GTA high-rise developers incorporate charging stations into new developments
GREATER TORONTO – When Minto Westside launched back in 2015, it offered an unusual incentive for buyers: the first 20 to purchase parking spaces with electric vehicle chargers, would receive a free Nissan Leaf with their purchase.
Minto, a long-time national leader in building sustainability, knew that even their decision to offer any charging-compatible parking spots was an unusual move in the Toronto market — even as homeowners continue to make efforts towards lowering their environmental footprints.
“Installing EV chargers at Bside gives residents who want a vehicle in the city the ability to make an affirmative environmental decision,” explained Minto’s Director of Conservation and Sustainable Design, Wells Baker. “We wanted to take that next step and actually incentivize a decision towards the more sustainable option.”
Here in Ontario, the demand for more electric vehicle (EV) chargers in high-rise communities is likely to increase in coming years — thanks to a recently-announced $20-million investment that will see “Level 2” and “Level 3” electric chargers installed in many of the urban commercial centres where Ontarians work.
Indeed, a growing percentage of homeowners have already made the move. According to Enabling Electric Vehicle Charging in Condominiums, a recently-published report by the Canadian Condominium Institute (Toronto), in cooperation with Plug’n Drive, as of June 2014 there were at least 7,485 electric vehicles on the road in Canada – with Ontario, Quebec, and BC leading those ownership numbers.

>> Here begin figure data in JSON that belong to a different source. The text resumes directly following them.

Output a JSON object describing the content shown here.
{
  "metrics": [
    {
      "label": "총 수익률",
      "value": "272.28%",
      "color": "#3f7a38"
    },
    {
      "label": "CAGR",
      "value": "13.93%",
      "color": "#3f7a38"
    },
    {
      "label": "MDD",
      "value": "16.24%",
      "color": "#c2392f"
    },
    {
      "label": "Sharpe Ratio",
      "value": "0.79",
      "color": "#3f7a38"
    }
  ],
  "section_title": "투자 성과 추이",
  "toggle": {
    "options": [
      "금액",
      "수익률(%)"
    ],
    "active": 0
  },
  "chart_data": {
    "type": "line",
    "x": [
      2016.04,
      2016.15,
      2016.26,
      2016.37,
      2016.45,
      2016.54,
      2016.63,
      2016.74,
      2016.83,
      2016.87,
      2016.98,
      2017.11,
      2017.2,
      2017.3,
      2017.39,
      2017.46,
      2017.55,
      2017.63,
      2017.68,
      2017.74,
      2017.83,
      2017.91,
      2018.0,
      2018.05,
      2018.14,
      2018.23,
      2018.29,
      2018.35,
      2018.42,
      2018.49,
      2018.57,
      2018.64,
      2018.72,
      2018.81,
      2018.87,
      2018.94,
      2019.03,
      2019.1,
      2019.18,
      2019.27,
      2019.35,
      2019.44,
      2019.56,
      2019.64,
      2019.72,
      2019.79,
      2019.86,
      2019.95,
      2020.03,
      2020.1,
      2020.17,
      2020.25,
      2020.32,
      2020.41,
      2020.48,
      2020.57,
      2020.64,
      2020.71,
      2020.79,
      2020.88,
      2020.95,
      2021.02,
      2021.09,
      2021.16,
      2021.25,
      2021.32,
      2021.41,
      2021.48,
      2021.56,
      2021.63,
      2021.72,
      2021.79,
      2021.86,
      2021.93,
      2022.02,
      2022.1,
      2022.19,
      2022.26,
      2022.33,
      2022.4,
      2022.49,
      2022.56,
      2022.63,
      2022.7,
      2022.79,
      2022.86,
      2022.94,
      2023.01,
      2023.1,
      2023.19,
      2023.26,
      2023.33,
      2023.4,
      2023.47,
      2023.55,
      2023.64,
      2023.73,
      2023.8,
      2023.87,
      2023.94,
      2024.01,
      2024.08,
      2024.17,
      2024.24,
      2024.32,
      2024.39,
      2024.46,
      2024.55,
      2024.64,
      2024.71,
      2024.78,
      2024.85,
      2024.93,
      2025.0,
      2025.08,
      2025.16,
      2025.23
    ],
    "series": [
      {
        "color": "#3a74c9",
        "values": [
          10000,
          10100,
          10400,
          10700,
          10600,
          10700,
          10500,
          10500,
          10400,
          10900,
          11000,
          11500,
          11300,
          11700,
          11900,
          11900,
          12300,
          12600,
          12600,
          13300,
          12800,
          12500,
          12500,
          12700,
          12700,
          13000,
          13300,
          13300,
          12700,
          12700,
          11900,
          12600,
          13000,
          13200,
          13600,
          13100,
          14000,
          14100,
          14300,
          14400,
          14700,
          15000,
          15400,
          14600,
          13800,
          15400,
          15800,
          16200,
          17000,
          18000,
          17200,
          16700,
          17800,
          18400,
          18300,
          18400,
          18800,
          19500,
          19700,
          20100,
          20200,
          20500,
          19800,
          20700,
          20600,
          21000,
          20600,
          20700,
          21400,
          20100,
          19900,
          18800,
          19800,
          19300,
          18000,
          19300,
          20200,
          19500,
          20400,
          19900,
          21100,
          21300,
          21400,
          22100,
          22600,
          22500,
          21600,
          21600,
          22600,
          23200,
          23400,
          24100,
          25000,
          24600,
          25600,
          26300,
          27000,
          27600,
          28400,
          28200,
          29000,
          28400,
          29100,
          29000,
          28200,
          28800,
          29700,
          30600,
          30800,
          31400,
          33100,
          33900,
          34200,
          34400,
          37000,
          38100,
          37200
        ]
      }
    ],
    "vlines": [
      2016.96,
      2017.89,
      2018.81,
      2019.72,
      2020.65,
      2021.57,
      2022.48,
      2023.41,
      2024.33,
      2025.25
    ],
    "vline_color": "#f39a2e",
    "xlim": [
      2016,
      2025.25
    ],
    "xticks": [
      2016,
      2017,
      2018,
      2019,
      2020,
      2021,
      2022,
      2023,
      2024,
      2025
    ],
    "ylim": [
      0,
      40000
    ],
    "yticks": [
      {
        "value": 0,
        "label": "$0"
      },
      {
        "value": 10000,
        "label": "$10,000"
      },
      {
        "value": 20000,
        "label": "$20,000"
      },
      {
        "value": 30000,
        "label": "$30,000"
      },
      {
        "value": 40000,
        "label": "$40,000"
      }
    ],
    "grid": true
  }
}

Installing an EV Charger in an Existing Community’s Parking Space
The report also highlights an important fact for condo owners: if you are living in a building that was not developed with charger-compatible parking spots, installing your own can be a tricky process – and it’s one that should start with a call to either your Board of Directors, or Property Manager. That’s because, more likely than not, your parking spot lies in a “common element” area of the building that you’re not permitted to change without Board approval.
After you have submitted your proposal for running electricity to your spot, it is up to the condo corporation’s Board to decide whether running electricity to your spot will be a “substantial” expense (as outlined in the Condominium Act). If it us, you will need approval of at least 66 per cent of your building’s residents to proceed.
There is also a Section 98 “alteration agreement,” which allows owners to make changes to a community’s common elements as long as certain conditions are met.
If the installation is approved, it will need to be performed by certified electricians, in order to ensure that the job is done safely and properly.
While it is certainly a big step, and will doubtless require some support from your community’s fellow owners, adding EV charging stations to a community can be seen as an investment that will unlock two key benefits:
- The ability to market the EV charging stations as a high-end building amenity, which may provide a distinguishing feature for the building in a competitive market — while helping to attract high-quality residents.
- If your building has a LEED score, installing EV chargers could qualify you for up to three additional points awarded by the Canada Green Building Council.
- Even if you don’t apply for a charger yourself, you may consider supporting one for your building if you’re asked by your Board. It’s a forward-thinking move that could allow you the freedom of installing one for yourself in the future.
EV Charging in New and Upcoming Communities
When looking into buying pre-construction at a new GTA condo community, it’s worth checking to see whether EV charging stations will be included — after all, you are likely to own your new home longer than your current car.
Since availability will vary from project to project, the best way to check is by registering, and asking a real estate sales representative if you can go over the “Features and Finishes” information, as well as the amenities list. These information sheets – commonly found within the sales brochures for new communities – will more than likely highlight the community’s on-site EV charging if there is any available.